The only true test of whether a stock is “cheap” or “high” is not its current price in relation to some former price, no matter how accustomed we may have become to that former price, but whether the company’s fundamentals are significantly more or less favorable than the current financial-community appraisal of that stock. – Philip Fisher
Improving trade relations between the U.S. and China coupled with favorable economic data contributed to another positive week for stocks as the Dow Jones Industrial Average closed higher for the eighth straight session on Friday. Although there is still no trade agreement between the two countries with the largest economies in the world, tensions appear to be easing as both sides have been making concessions. Treasury Secretary Steven Mnuchin said on Monday that the U.S. and China have a “conceptual agreement” on how to enforce intellectual property theft. China then offered to buy more U.S. agricultural products and announced a tariff exemptions list for products from the U.S. President Trump returned the favor by delaying an additional increase in tariffs from 25% to 30% on Chinese goods by two weeks until October 15th “as a gesture of goodwill”. While formal negotiations are not scheduled to resume until October, the harsh rhetoric of the past has been replaced with efforts by both sides to be conciliatory and eager to compromise.

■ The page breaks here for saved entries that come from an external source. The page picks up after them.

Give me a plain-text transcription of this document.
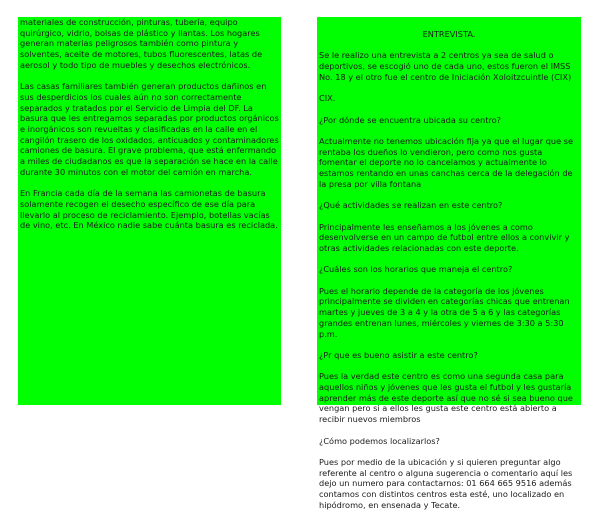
materiales de construcción, pinturas, tubería, equipo quirúrgico, vidrio, bolsas de plástico y llantas. Los hogares generan materias peligrosos también como pintura y solventes, aceite de motores, tubos fluorescentes, latas de aerosol y todo tipo de muebles y desechos electrónicos.

Las casas familiares también generan productos dañinos en sus desperdicios los cuales aún no son correctamente separados y tratados por el Servicio de Limpia del DF. La basura que les entregamos separadas por productos orgánicos e inorgánicos son revueltas y clasificadas en la calle en el cangilón trasero de los oxidados, anticuados y contaminadores camiones de basura. El grave problema, que está enfermando a miles de ciudadanos es que la separación se hace en la calle durante 30 minutos con el motor del camión en marcha.

En Francia cada día de la semana las camionetas de basura solamente recogen el desecho específico de ese día para llevarlo al proceso de reciclamiento. Ejemplo, botellas vacías de vino, etc. En México nadie sabe cuánta basura es reciclada.

ENTREVISTA.

Se le realizo una entrevista a 2 centros ya sea de salud o deportivos, se escogió uno de cada uno, estos fueron el IMSS No. 18 y el otro fue el centro de Iniciación Xoloitzcuintle (CIX)

CIX.

¿Por dónde se encuentra ubicada su centro?

Actualmente no tenemos ubicación fija ya que el lugar que se rentaba los dueños lo vendieron, pero como nos gusta fomentar el deporte no lo cancelamos y actualmente lo estamos rentando en unas canchas cerca de la delegación de la presa por villa fontana

¿Qué actividades se realizan en este centro?

Principalmente les enseñamos a los jóvenes a como desenvolverse en un campo de futbol entre ellos a convivir y otras actividades relacionadas con este deporte.

¿Cuáles son los horarios que maneja el centro?

Pues el horario depende de la categoría de los jóvenes principalmente se dividen en categorías chicas que entrenan martes y jueves de 3 a 4 y la otra de 5 a 6 y las categorías grandes entrenan lunes, miércoles y viernes de 3:30 a 5:30 p.m.

¿Pr que es bueno asistir a este centro?

Pues la verdad este centro es como una segunda casa para aquellos niños y jóvenes que les gusta el futbol y les gustaría aprender más de este deporte así que no sé si sea bueno que vengan pero si a ellos les gusta este centro está abierto a recibir nuevos miembros

¿Cómo podemos localizarlos?

Pues por medio de la ubicación y si quieren preguntar algo referente al centro o alguna sugerencia o comentario aquí les dejo un numero para contactarnos: 01 664 665 9516 además contamos con distintos centros esta esté, uno localizado en hipódromo, en ensenada y Tecate.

That bodes well for upcoming trade talks as investor sentiment has turned decidedly positive for the time being. The stock market also received a boost from encouraging economic data and further easing by the European Central Bank (ECB). U.S. retail sales were much better than expected in August due to increased auto sales and strong online sales, a positive sign that consumer spending will remain strong. In Mario Draghi’s last major decision as president of the ECB, he announced that the deposit rate would be cut further into negative territory and that a new bond buying program would be implemented to help revive Europe’s slowing economy. All of this positive news was music to investors’ ears as stocks moved closer to their all-time highs set back in late July.

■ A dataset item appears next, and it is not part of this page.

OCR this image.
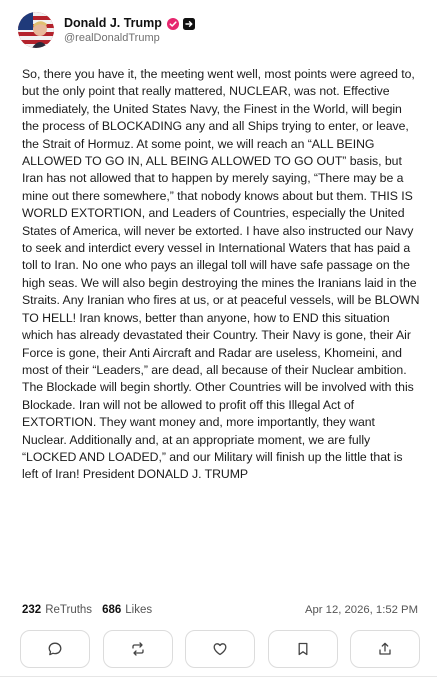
Donald J. Trump
@realDonaldTrump
So, there you have it, the meeting went well, most points were agreed to, but the only point that really mattered, NUCLEAR, was not. Effective immediately, the United States Navy, the Finest in the World, will begin the process of BLOCKADING any and all Ships trying to enter, or leave, the Strait of Hormuz. At some point, we will reach an “ALL BEING ALLOWED TO GO IN, ALL BEING ALLOWED TO GO OUT” basis, but Iran has not allowed that to happen by merely saying, “There may be a mine out there somewhere,” that nobody knows about but them. THIS IS WORLD EXTORTION, and Leaders of Countries, especially the United States of America, will never be extorted. I have also instructed our Navy to seek and interdict every vessel in International Waters that has paid a toll to Iran. No one who pays an illegal toll will have safe passage on the high seas. We will also begin destroying the mines the Iranians laid in the Straits. Any Iranian who fires at us, or at peaceful vessels, will be BLOWN TO HELL! Iran knows, better than anyone, how to END this situation which has already devastated their Country. Their Navy is gone, their Air Force is gone, their Anti Aircraft and Radar are useless, Khomeini, and most of their “Leaders,” are dead, all because of their Nuclear ambition. The Blockade will begin shortly. Other Countries will be involved with this Blockade. Iran will not be allowed to profit off this Illegal Act of EXTORTION. They want money and, more importantly, they want Nuclear. Additionally and, at an appropriate moment, we are fully “LOCKED AND LOADED,” and our Military will finish up the little that is left of Iran! President DONALD J. TRUMP
232 ReTruths 686 Likes	Apr 12, 2026, 1:52 PM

Inflation data released last week confirmed once again that prices remain under control. The producer price index (PPI) and the consumer price index (CPI) for August edged up slightly and were in line with expectations. The PPI has now risen only 1.8% over the past year while the CPI has risen 2.4% during the same time period. The University of Michigan consumer sentiment index in August was better than expected as consumers felt more confident about the economy and their job prospects. Weekly jobless claims also fell by 15,000 to 204,000 as there continue to be very few layoffs.
At Apple’s fall launch event, the company unveiled three new iPhones along with a new Apple Watch and a television subscription service.
For the week, the Dow Jones Industrial Average rose 1.6% to close at 27,219 and the S&P 500 Index gained 1.0% to close at 3,007. The Nasdaq Composite Index added 0.9% to close at 8,176.
Both August housing starts and existing home sales are expected to be healthy and approximate the numbers for last month while August industrial production is forecast to increase slightly. Leading economic indicators for August are expected to be flat after posting a sizable increase in July.
The Federal Open Market Committee (FOMC) meets to review its monetary policy and is widely expected to cut the federal funds rate by a quarter of a percentage point to a range of between 1.75% and 2.0%.
The only prominent companies scheduled to report quarterly earnings this week are Adobe, FedEx, General Mills and Darden Restaurants.
One notable change in the market that occurred last week was the rotation by investors out of growth stocks and into value stocks. Growth stocks, which are typically characterized by their higher price earnings ratios, lower dividend yields, strong momentum and consistent earnings growth, have handily outperformed so-called value stocks over the past several years. Most of this outperformance was attributed to stocks in the technology sector and was helped by the fact that interest rates have been near historic lows. Value stocks, on the other hand, trade at lower valuations, generally have higher dividend yields and are considered cheap or undervalued relative to the market. With the increase in the yield of the 10-year Treasury to 1.90% last week from its recent low of 1.50%, financials and bank stocks, which are considered value stocks, have rallied while momentum plays such as technology stocks have faltered. There has been an extreme divergence between the performance of value stocks and growth stocks and the rotation that began last week could continue in the weeks and months ahead. While the trade negotiations in October between the U.S. and China still hold the key for the overall market, even if the trade talks fail, value stocks should provide better downside protection given their lower valuations and above-average dividend yields.